O caso conta-se rapidamente, de acordo com o resumo que dele faz a AI: em 2013, alguém comprou um cartão telefónico no Paquistão, registando-o em nome de Shagufta Kausar e instalando-o num telemóvel. Desse número, alguém enviou, ao imã de uma mesquita, várias mensagens insultuosas sobre o profeta Maomé.
Shagufta, em nome de quem foi feita a compra, e o seu marido garantem que não mandaram quaisquer mensagens. Alguém terá usado o documento de identidade de Shagufta, sem a sua autorização, para comprar o cartão SIM e, com ele, agir em seu nome – alegam ambos. Certo é que, à conta das mensagens, a mulher e o marido, Shafqat Emmanuel, foram acusados de “blasfémia”. Daí até à prisão e, em abril de 2014, à condenação à morte, foi um passo curto, apesar de continuarem a negar todas as acusações.
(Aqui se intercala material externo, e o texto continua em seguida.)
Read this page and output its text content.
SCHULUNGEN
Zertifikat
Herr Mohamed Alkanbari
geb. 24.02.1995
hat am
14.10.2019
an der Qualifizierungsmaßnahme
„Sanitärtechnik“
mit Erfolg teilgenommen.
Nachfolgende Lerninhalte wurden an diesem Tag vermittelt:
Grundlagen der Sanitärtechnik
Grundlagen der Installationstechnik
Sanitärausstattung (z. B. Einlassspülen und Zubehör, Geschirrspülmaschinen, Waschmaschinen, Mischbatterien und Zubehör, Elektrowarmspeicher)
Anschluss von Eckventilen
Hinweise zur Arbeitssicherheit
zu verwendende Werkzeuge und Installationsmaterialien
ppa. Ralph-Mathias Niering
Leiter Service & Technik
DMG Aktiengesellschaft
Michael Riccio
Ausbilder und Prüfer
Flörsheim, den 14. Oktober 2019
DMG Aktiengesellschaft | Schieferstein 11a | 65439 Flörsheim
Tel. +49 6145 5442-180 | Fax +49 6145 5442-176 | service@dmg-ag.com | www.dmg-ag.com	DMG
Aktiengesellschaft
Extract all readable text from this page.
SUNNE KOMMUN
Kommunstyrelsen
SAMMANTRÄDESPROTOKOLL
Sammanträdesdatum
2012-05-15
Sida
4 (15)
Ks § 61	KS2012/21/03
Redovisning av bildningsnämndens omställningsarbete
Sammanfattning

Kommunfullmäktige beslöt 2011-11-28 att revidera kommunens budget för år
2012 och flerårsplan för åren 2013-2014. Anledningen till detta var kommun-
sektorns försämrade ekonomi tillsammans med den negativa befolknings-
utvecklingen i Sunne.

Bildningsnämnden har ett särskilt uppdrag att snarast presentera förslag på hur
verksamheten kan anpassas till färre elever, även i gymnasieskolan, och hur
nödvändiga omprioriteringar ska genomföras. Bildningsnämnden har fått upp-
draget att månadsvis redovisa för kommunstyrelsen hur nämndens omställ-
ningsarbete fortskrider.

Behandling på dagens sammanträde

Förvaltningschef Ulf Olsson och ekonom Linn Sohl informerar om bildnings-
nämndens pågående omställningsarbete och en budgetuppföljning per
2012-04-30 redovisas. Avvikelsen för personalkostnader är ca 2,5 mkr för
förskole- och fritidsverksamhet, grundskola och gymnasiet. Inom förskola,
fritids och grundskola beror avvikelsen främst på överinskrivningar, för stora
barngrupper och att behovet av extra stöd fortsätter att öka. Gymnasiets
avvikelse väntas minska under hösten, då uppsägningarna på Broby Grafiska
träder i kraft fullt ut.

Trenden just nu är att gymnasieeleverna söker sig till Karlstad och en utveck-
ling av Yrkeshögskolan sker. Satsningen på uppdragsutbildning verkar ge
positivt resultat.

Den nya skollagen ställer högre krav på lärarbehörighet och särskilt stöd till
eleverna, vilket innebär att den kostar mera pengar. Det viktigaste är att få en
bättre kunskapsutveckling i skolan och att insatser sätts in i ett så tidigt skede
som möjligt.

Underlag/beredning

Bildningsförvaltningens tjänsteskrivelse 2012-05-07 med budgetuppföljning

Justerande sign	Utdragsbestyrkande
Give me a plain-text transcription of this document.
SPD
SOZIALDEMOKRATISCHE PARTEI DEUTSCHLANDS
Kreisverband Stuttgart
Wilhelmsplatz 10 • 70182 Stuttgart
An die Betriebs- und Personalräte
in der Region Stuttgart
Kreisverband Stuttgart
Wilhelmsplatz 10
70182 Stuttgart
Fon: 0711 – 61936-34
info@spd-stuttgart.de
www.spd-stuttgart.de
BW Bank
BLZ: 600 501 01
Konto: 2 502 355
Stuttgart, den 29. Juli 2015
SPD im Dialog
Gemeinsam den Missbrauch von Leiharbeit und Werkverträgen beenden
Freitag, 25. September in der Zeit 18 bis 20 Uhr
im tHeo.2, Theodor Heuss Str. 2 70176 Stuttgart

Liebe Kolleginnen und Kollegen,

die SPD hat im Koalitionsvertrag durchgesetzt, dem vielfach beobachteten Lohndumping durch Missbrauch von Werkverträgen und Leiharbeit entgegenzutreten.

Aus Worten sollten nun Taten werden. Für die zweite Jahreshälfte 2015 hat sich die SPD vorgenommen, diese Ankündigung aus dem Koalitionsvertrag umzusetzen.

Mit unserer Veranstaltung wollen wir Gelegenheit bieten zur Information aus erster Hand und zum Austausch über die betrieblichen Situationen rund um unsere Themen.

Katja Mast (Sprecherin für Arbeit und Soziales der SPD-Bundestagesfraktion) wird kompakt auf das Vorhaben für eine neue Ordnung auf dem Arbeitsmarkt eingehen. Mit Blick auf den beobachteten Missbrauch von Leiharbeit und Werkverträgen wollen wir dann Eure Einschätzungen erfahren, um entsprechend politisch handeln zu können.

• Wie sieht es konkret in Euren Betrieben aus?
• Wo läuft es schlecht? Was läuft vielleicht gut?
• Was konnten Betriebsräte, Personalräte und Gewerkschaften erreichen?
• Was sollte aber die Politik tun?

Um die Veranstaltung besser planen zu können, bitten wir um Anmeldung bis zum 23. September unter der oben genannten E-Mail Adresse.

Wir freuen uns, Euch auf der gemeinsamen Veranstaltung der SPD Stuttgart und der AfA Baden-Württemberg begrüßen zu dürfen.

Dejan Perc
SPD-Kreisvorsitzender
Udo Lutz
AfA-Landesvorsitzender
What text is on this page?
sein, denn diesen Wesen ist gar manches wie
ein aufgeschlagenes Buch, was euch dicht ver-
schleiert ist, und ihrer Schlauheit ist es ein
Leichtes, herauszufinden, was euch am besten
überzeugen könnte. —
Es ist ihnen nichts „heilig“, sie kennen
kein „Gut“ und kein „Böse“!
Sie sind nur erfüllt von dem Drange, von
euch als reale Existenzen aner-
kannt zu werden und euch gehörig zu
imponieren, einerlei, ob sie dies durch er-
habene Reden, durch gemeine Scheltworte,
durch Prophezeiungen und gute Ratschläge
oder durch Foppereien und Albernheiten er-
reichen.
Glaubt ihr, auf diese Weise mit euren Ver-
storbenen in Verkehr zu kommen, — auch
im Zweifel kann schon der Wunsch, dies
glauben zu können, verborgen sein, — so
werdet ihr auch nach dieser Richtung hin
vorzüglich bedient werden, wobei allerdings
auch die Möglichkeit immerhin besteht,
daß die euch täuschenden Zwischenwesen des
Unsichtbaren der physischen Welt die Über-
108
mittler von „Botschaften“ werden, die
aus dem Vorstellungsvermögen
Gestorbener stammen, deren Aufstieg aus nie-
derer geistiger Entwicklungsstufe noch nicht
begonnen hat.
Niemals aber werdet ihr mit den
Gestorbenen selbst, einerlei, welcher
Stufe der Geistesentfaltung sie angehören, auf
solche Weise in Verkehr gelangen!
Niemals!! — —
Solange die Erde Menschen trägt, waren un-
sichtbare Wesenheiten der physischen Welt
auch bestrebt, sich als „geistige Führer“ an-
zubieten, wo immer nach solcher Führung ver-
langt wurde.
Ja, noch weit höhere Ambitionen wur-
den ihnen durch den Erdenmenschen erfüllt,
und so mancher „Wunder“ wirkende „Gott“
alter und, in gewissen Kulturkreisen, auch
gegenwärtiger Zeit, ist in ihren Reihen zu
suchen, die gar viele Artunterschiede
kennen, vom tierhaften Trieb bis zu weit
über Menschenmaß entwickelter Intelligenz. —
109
No Paquistão, o crime de blasfémia é punido com a morte, recorda a Amnistia – o que viola, aliás, as convenções internacionais segundo as quais a pena capital não deve abranger crimes que não implicaram a morte de alguém. “As condenações de Shagufta e Shafqat, ambos cristãos, são um claro exemplo dos perigos que as minorias religiosas enfrentam” naquele país, considera a Amnistia. E várias organizações de defesa de direitos humanos têm alegado que a lei em vigor é por vezes utilizada para vinganças pessoais, temendo os juízes serem vítimas de represálias se não impuserem condenações severas.
Um apelo pronto a assinar
Desde 2014, ambos os membros do casal aguardam a apreciação de um recurso que apresentaram. Esta chegou a estar prevista para abril de 2020, mas foi adiada por causa da pandemia. Já em 2021, nas duas últimas audiências, os juízes abandonaram a sala no momento em que iria ser analisado o recurso contra as condenações, alegando que o horário laboral tinha terminado, conta ainda a Amnistia.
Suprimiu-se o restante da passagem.